Defenition of "Recession Direction":
Assume that $S \subseteq R^n$ and $p$ is a point in $S$. We say vector $d \neq 0$ is a Recession Direction for $p$ if :
$\forall \lambda \ge 0 \space\space \space \space p+\lambda d \in S$
Theorem: If $S$ is a closed convex set and $d \neq 0$ is a Recession Direction for some(at least one) $p \in S$, then $d$ is a Recession Direction for all of the points in $S$. (Assume that this Theorem is proved to us.)
Question:
Prove that if $S$ is not closed, the theorem above doesn't hold anymore.(Give a counterexample)
My problem:
I don't fully understand what a closed convex set is. The definition of a convex set is clear to me. But, the definition of a closed set is not. So, because of that, I can't find the counterexample that the question wants.
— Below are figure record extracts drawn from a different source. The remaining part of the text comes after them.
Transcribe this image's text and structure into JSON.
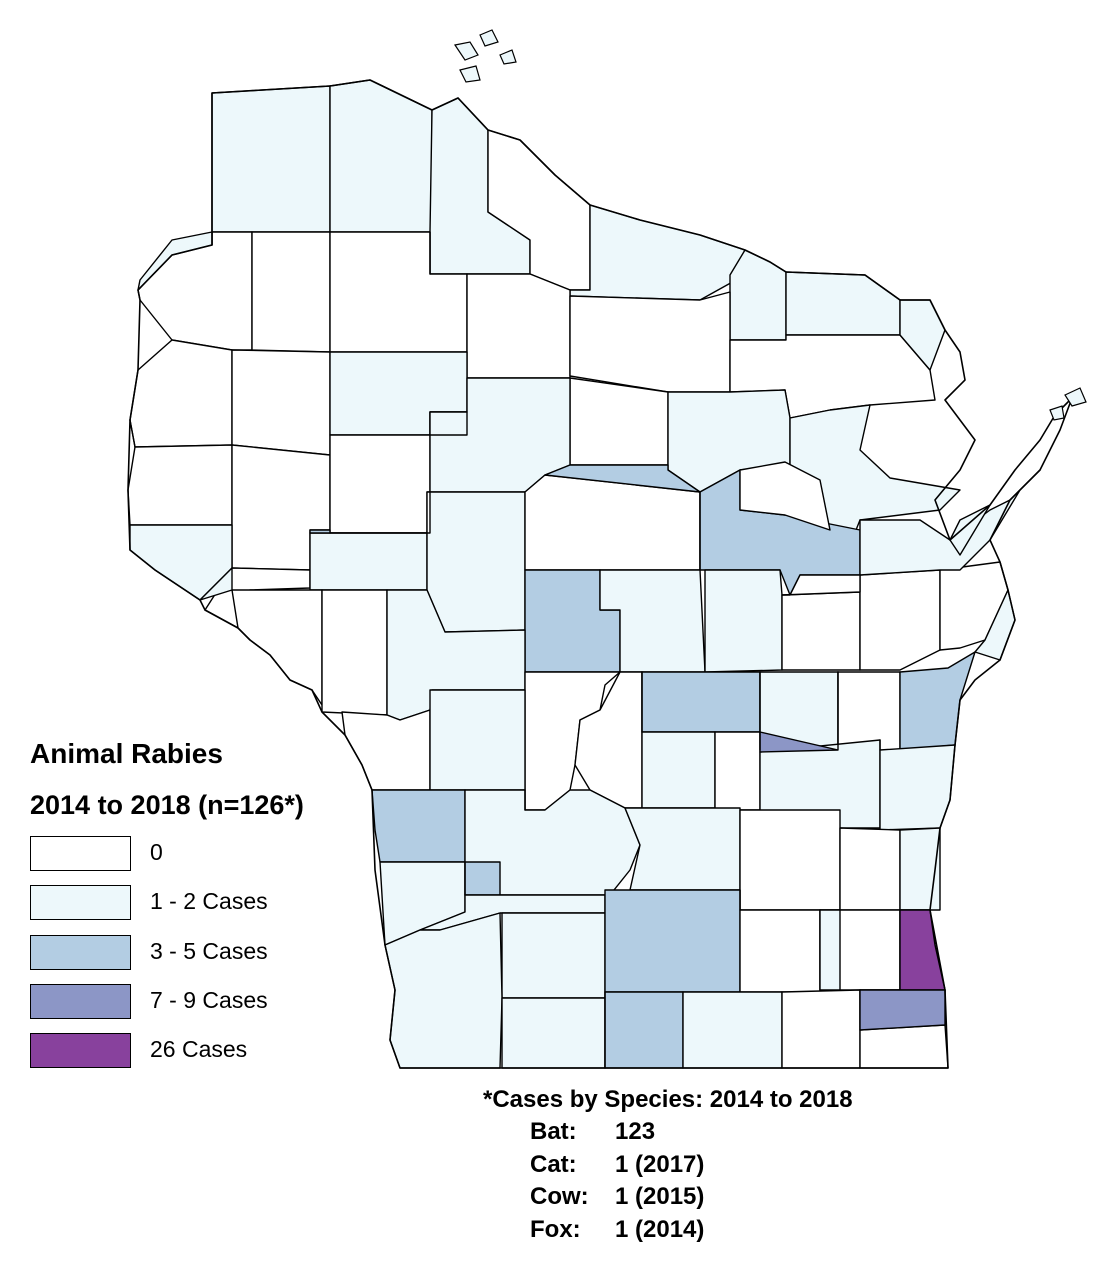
{
  "legend": {
    "title": "Animal Rabies",
    "subtitle": "2014 to 2018 (n=126*)",
    "items": [
      {
        "label": "0",
        "color": "#ffffff"
      },
      {
        "label": "1 - 2 Cases",
        "color": "#edf8fb"
      },
      {
        "label": "3 - 5 Cases",
        "color": "#b3cde3"
      },
      {
        "label": "7 - 9 Cases",
        "color": "#8c96c6"
      },
      {
        "label": "26 Cases",
        "color": "#88419d"
      }
    ]
  },
  "species_note": {
    "title": "*Cases by Species: 2014 to 2018",
    "rows": [
      {
        "species": "Bat:",
        "count": "123"
      },
      {
        "species": "Cat:",
        "count": "1 (2017)"
      },
      {
        "species": "Cow:",
        "count": "1 (2015)"
      },
      {
        "species": "Fox:",
        "count": "1 (2014)"
      }
    ]
  },
  "map": {
    "region": "Wisconsin",
    "county_case_classes": [
      1,
      1,
      1,
      0,
      0,
      1,
      1,
      0,
      0,
      0,
      0,
      1,
      0,
      0,
      0,
      1,
      0,
      1,
      1,
      0,
      0,
      0,
      1,
      1,
      0,
      1,
      1,
      0,
      2,
      2,
      1,
      1,
      0,
      0,
      0,
      0,
      1,
      0,
      0,
      1,
      0,
      0,
      2,
      1,
      0,
      2,
      1,
      0,
      1,
      1,
      0,
      1,
      2,
      1,
      1,
      0,
      0,
      1,
      1,
      2,
      1,
      1,
      2,
      0,
      0,
      0,
      1,
      1,
      2,
      1,
      0,
      1,
      0,
      0,
      1,
      1,
      1,
      0,
      0,
      1,
      1,
      1,
      3,
      1,
      1,
      1,
      0,
      0,
      4,
      1,
      3,
      3,
      1,
      0,
      2,
      2,
      1,
      2
    ]
  }
}
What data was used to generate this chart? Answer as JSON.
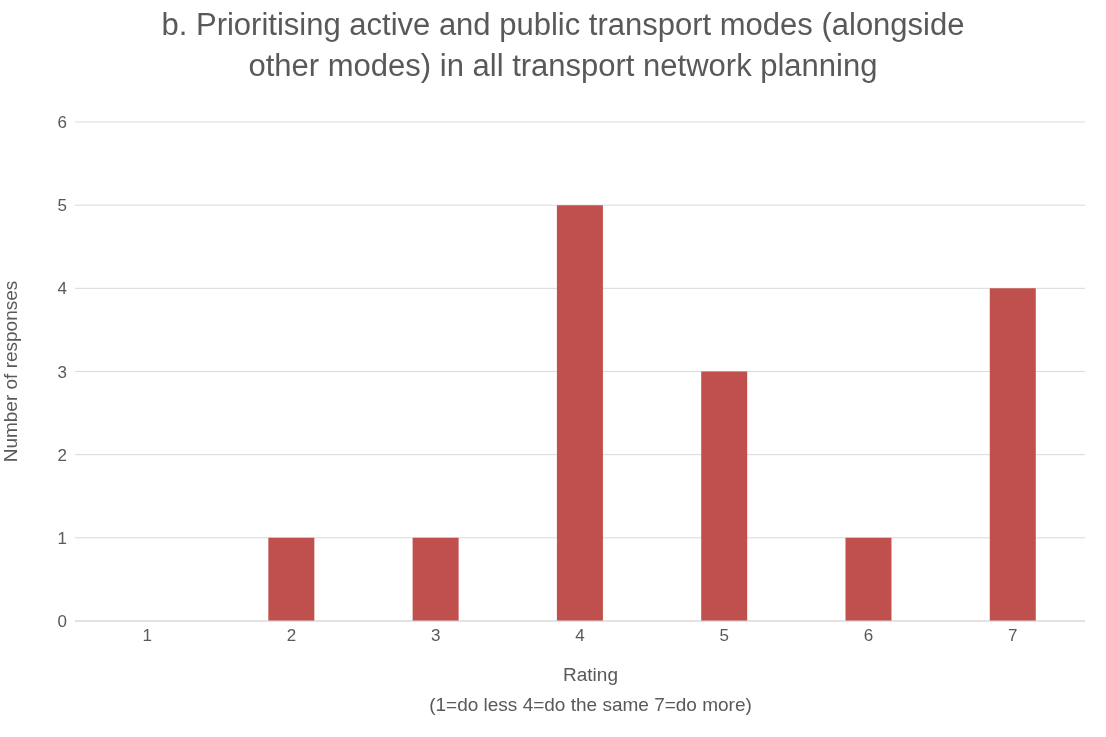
{
  "chart_data": {
    "type": "bar",
    "title": "b. Prioritising active and public transport modes (alongside other modes) in all transport network planning",
    "xlabel": "Rating\n(1=do less 4=do the same 7=do more)",
    "ylabel": "Number of responses",
    "categories": [
      "1",
      "2",
      "3",
      "4",
      "5",
      "6",
      "7"
    ],
    "values": [
      0,
      1,
      1,
      5,
      3,
      1,
      4
    ],
    "color": "#c0504d",
    "ylim": [
      0,
      6
    ],
    "yticks": [
      0,
      1,
      2,
      3,
      4,
      5,
      6
    ],
    "grid": "y"
  }
}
Take the open upper half plane $\mathbb R^2_+:=\{(x,y)\in\mathbb R^2\mid y>0\}$ and add the origin to obtain $S$:
$$ S:=\mathbb R^2_+\cup\{(0,0)\}.$$
All points have the recession direction $(1,0)$, except the origin. $\mathbb R^2_+$ is not closed as its boundary $\mathbb R\times \{0\}$ is not part of it.